Little opposition seen
The Obama administration’s new direction for the petroleum reserve program for the most part is being carried out quietly, without strenuous or vocal opposition from Congress. Democrats have enthusiastically endorsed the idea of setting up regional gasoline reserves to help their constituents in times of dire need.
House Republicans on the Energy & Commerce Committee have raised questions about what legal authority the department is drawing on in setting up the gasoline reserves as well as the use of “test” oil sales from the petroleum reserves to fund the new gasoline storage sites. The last time the department conducted any test sales was in 1990.
But Republicans have not sought to obstruct the department’s work and have only sought written explanations and congressional briefings providing more details about the department’s plans.
A letter from Energy & Commerce Committee Chairman Fred Upton, Michigan Republican, seeking more information from Mr. Moniz this spring noted that the gasoline reserves were not authorized or funded in the department’s appropriations bill this year or last. Private analysts say that the administration apparently used about $200 million from the $500 million test sale to fund the Northeast gasoline reserve. The department announced plans to create the reserve shortly after conducting the sale.
That leaves about $300 million from the oil sale that the administration could possibly use to set up additional regional gasoline reserves, private analysts say.
Still, despite raising some pointed questions about this unorthodox method of funding the new program and other aspects of the administration’s plans, the committee Republicans did not say they opposed the gasoline project or would raise obstacles to completing it.
New York Sen. Charles E. Schumer and other Democrats credit the administration with using “foresight and purpose” to take action to protect the public during fuel emergencies.
“The sudden, massive gas supply shortage after Superstorm Sandy resulted in interminable lines, panic and delivered a gutshot to the region’s economy,” the New York Democrat said. “That’s why we called for regionally placed reserves to ensure an uninterrupted fuel supply in the event of future storms like Sandy.”
Democrats in Congress have long sought more flexible policies that allow use of the petroleum reserves, for example, to quell temporary gas price spikes that often occur in the spring and summertime in the U.S.
While the gasoline reserve project was praised in Democratic quarters, it got a cool reception from some in the gasoline industry, who view it as governmental interference and competition with the private sector.
An analysis by ClearView Energy Partners noted that President Clinton’s heating oil reserve had the effect of discouraging businesses from accumulating private stockpiles, and thus did little to increase energy reserves or security overall.
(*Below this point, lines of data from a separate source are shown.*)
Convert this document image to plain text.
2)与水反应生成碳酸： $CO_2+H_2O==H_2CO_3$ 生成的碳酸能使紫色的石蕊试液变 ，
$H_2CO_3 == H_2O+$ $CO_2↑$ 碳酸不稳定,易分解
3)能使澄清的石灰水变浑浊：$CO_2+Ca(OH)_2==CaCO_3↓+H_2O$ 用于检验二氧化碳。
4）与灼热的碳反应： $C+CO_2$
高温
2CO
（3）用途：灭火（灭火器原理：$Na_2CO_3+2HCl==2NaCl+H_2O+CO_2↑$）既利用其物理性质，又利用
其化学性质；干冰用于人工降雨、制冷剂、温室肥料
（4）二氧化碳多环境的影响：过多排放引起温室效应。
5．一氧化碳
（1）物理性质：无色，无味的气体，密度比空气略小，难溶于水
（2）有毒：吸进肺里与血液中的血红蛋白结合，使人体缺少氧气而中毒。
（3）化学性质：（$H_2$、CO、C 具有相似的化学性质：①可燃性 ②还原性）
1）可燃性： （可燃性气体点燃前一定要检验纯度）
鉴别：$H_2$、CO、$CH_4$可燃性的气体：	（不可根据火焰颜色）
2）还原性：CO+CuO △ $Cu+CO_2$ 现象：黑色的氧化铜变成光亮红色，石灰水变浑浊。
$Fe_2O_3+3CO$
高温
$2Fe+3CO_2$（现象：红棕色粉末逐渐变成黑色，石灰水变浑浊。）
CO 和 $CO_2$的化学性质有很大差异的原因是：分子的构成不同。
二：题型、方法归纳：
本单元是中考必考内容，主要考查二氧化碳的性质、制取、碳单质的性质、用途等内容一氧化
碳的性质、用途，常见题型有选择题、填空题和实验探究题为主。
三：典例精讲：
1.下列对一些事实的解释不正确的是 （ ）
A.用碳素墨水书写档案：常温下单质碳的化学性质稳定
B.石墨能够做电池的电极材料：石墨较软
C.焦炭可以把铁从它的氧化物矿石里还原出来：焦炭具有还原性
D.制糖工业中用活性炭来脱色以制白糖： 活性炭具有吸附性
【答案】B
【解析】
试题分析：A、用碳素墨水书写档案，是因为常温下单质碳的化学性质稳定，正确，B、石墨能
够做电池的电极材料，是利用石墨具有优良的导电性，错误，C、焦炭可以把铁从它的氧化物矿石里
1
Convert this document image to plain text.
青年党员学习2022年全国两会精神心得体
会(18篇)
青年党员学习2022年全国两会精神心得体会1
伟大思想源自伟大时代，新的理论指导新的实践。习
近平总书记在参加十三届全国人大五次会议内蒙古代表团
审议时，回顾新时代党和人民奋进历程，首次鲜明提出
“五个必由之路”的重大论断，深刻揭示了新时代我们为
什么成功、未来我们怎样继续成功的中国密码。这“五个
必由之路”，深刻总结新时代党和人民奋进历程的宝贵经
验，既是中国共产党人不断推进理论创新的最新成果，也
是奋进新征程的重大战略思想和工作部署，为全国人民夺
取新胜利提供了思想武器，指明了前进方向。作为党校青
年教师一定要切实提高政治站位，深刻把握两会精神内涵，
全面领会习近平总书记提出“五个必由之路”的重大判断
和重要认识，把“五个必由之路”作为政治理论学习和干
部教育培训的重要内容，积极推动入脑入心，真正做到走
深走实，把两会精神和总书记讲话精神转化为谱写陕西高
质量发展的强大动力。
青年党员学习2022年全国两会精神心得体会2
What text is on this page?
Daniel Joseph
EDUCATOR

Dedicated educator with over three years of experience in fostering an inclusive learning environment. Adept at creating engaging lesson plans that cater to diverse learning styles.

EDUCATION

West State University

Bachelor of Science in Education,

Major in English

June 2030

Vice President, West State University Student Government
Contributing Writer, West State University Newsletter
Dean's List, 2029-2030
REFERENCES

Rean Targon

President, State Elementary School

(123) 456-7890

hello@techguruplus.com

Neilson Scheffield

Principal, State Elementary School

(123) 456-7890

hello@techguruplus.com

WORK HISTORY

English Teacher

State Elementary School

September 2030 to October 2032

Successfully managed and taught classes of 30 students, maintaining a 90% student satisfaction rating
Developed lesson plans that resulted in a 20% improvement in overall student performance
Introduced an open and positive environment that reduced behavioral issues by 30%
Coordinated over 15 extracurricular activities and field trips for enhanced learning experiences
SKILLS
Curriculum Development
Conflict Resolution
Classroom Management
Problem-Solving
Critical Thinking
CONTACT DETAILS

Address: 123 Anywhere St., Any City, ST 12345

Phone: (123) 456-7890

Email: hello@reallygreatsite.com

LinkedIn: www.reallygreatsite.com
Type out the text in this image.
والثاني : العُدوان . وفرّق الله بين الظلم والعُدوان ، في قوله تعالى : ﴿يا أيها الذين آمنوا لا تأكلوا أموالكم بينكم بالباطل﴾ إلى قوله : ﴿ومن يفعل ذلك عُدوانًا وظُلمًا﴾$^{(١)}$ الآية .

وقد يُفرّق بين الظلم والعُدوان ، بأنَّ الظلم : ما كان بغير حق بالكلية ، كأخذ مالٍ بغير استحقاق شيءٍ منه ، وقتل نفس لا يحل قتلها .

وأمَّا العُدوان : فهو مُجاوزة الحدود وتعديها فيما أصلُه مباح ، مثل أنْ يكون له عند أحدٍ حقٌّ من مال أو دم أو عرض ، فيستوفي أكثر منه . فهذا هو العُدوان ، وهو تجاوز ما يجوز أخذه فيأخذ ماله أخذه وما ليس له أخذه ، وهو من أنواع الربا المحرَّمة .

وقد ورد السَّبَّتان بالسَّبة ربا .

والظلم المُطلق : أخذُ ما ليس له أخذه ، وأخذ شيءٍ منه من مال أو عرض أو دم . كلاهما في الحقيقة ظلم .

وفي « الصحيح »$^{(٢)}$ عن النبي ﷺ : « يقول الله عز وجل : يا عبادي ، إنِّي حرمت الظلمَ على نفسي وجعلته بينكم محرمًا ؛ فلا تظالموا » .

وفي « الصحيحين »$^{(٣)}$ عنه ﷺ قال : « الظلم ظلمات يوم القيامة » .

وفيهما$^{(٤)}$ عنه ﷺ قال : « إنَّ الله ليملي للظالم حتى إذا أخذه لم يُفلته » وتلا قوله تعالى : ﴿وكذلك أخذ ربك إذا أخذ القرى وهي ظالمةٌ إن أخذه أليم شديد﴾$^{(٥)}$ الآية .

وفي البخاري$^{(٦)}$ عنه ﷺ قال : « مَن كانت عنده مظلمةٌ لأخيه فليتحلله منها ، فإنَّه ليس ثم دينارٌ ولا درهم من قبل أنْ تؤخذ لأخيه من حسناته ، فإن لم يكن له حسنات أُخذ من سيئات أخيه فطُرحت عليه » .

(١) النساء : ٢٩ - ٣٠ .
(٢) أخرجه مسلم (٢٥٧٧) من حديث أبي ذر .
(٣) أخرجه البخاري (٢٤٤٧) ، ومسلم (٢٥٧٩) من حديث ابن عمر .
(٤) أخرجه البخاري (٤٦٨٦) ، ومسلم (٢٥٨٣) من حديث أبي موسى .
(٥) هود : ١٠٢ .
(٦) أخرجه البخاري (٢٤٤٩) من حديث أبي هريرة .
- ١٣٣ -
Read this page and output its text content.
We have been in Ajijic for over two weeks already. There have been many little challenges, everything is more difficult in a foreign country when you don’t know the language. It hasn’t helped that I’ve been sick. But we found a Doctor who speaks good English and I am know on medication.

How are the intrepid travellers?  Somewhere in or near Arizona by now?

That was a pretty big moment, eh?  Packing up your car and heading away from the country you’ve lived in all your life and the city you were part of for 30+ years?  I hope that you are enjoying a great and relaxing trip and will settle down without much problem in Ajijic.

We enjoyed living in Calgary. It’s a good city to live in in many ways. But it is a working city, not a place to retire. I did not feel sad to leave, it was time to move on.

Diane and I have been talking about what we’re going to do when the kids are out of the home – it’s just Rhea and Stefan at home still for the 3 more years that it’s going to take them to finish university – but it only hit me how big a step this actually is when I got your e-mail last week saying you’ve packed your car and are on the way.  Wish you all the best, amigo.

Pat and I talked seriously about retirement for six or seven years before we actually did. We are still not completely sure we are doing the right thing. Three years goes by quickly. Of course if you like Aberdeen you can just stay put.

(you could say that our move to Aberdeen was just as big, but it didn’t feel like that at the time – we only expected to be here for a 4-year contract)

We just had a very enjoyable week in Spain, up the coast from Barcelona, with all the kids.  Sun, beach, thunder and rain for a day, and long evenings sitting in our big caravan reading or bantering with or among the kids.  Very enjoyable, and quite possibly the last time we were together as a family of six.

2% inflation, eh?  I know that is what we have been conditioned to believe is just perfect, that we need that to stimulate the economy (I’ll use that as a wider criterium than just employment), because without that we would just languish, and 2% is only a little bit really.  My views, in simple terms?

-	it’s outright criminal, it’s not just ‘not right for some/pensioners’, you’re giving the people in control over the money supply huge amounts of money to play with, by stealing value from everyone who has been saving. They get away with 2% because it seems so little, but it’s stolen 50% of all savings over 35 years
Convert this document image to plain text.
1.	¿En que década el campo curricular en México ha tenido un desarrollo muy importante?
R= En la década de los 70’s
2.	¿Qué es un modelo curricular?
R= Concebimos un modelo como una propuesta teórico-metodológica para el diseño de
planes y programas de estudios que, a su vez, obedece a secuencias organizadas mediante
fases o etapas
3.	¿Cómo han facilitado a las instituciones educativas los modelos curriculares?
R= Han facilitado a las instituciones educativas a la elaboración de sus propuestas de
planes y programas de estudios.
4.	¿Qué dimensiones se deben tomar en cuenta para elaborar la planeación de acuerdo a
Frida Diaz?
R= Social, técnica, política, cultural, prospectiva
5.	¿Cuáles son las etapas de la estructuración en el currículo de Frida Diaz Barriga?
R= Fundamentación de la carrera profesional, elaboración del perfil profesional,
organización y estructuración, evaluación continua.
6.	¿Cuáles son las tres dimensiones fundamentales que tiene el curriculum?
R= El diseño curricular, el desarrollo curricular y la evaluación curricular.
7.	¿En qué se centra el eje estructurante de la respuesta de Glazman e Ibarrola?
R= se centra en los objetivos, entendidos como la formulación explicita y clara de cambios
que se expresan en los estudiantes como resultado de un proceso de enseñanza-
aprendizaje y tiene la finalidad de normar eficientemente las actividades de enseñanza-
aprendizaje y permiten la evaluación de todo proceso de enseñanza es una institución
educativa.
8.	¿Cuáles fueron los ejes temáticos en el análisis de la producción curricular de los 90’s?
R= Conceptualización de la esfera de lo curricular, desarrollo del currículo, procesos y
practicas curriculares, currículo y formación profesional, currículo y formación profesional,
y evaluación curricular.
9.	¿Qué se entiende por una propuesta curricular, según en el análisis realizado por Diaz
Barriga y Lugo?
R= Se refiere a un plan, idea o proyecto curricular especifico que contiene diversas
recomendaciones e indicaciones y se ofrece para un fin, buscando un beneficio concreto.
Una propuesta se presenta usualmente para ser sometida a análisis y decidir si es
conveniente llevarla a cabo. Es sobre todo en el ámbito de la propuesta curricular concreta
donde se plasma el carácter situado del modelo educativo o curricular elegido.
It said the creation of gasoline reserves might have a similar effect, driving down private stockpiles of gasoline.
Refiners in the Northeast region currently hold nearly 54 million barrels in gasoline stocks, a sizable cushion representing 24.4 days of supply that the energy firm said could grow thinner with the availability of the government reserves.
The department insists that it only intends to store enough gasoline to use in unforeseen emergencies and is not designing the gasoline reserve program to replace private stockpiles or deter refineries from keeping ample backup supplies on hand.